In this section, we will build the core functionality of the data scraper to collect posts.
Most cyber-crime forums offer free access to all users, with paid access unlocking features like posting in specific categories or performing additional actions. When using free accounts for web scraping, forums often limit the content you can view or comment on within a 24-hour period. To work around this, you should limit requests and distribute tasks across multiple accounts.
The tornet_forum includes a marketplace category with paginated content. Each page displays a table with 10 rows, representing 10 posts. If there are hundreds of pages, this results in a large volume of content to scrape thoroughly without missing any data.
Here’s an example of the marketplace pagination:

My approach is to create a script that takes a pagination URL and the maximum pagination number as inputs.

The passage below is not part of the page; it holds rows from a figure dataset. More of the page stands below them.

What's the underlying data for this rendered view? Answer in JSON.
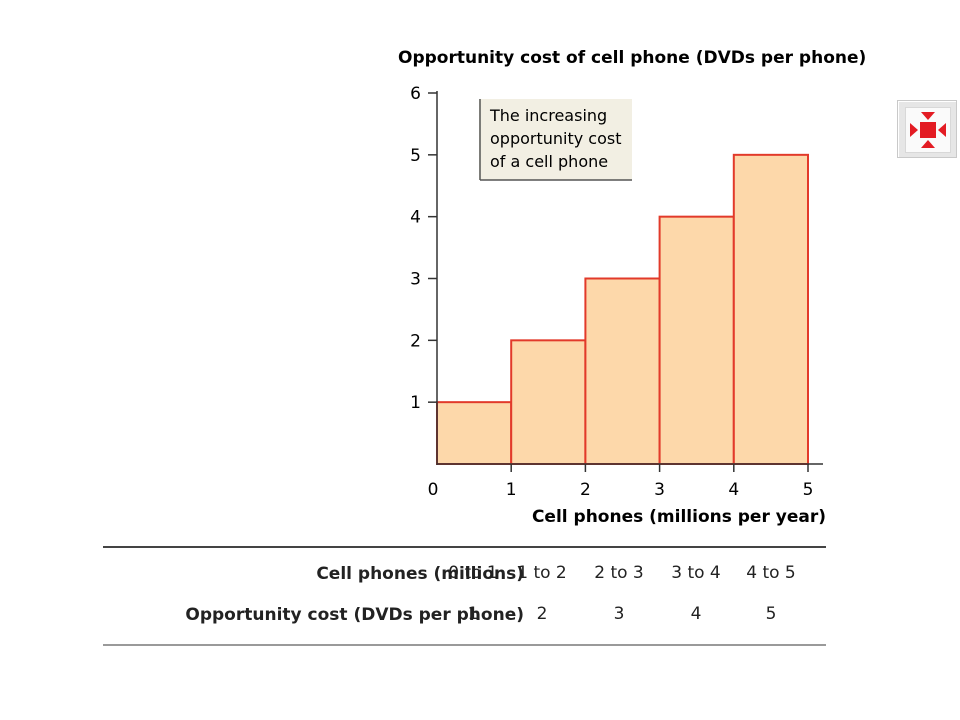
{
  "chart_data": {
    "type": "bar",
    "title": "",
    "ylabel": "Opportunity cost of cell phone (DVDs per phone)",
    "xlabel": "Cell phones (millions per year)",
    "x_ticks": [
      "0",
      "1",
      "2",
      "3",
      "4",
      "5"
    ],
    "y_ticks": [
      "1",
      "2",
      "3",
      "4",
      "5",
      "6"
    ],
    "xlim": [
      0,
      5
    ],
    "ylim": [
      0,
      6
    ],
    "bars": [
      {
        "x0": 0,
        "x1": 1,
        "value": 1
      },
      {
        "x0": 1,
        "x1": 2,
        "value": 2
      },
      {
        "x0": 2,
        "x1": 3,
        "value": 3
      },
      {
        "x0": 3,
        "x1": 4,
        "value": 4
      },
      {
        "x0": 4,
        "x1": 5,
        "value": 5
      }
    ],
    "annotation": [
      "The increasing",
      "opportunity cost",
      "of a cell phone"
    ],
    "grid": false,
    "colors": {
      "fill": "#fdd8aa",
      "stroke": "#e23a2a"
    }
  },
  "table": {
    "rows": [
      {
        "header": "Cell phones (millions)",
        "cells": [
          "0 to 1",
          "1 to 2",
          "2 to 3",
          "3 to 4",
          "4 to 5"
        ]
      },
      {
        "header": "Opportunity cost (DVDs per phone)",
        "cells": [
          "1",
          "2",
          "3",
          "4",
          "5"
        ]
      }
    ]
  },
  "expand_button": {
    "icon": "expand-arrows-icon",
    "color": "#e31b23"
  }
}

It then generates a list of pagination URLs, dividing them into batches of 10. For example, if there are 12 pagination pages, the script creates two batches: one with 10 pagination URLs and another with 2. Since each page contains 10 posts, each bot will scrape 100 post links per batch of 10 pages.
Here’s an example of a batch structure:
http://127.0.0.1:5000/category/marketplace/Sellers?page=1
http://127.0.0.1:5000/category/marketplace/Sellers?page=2
http://127.0.0.1:5000/category/marketplace/Sellers?page=3
...
http://127.0.0.1:5000/category/marketplace/Sellers?page=10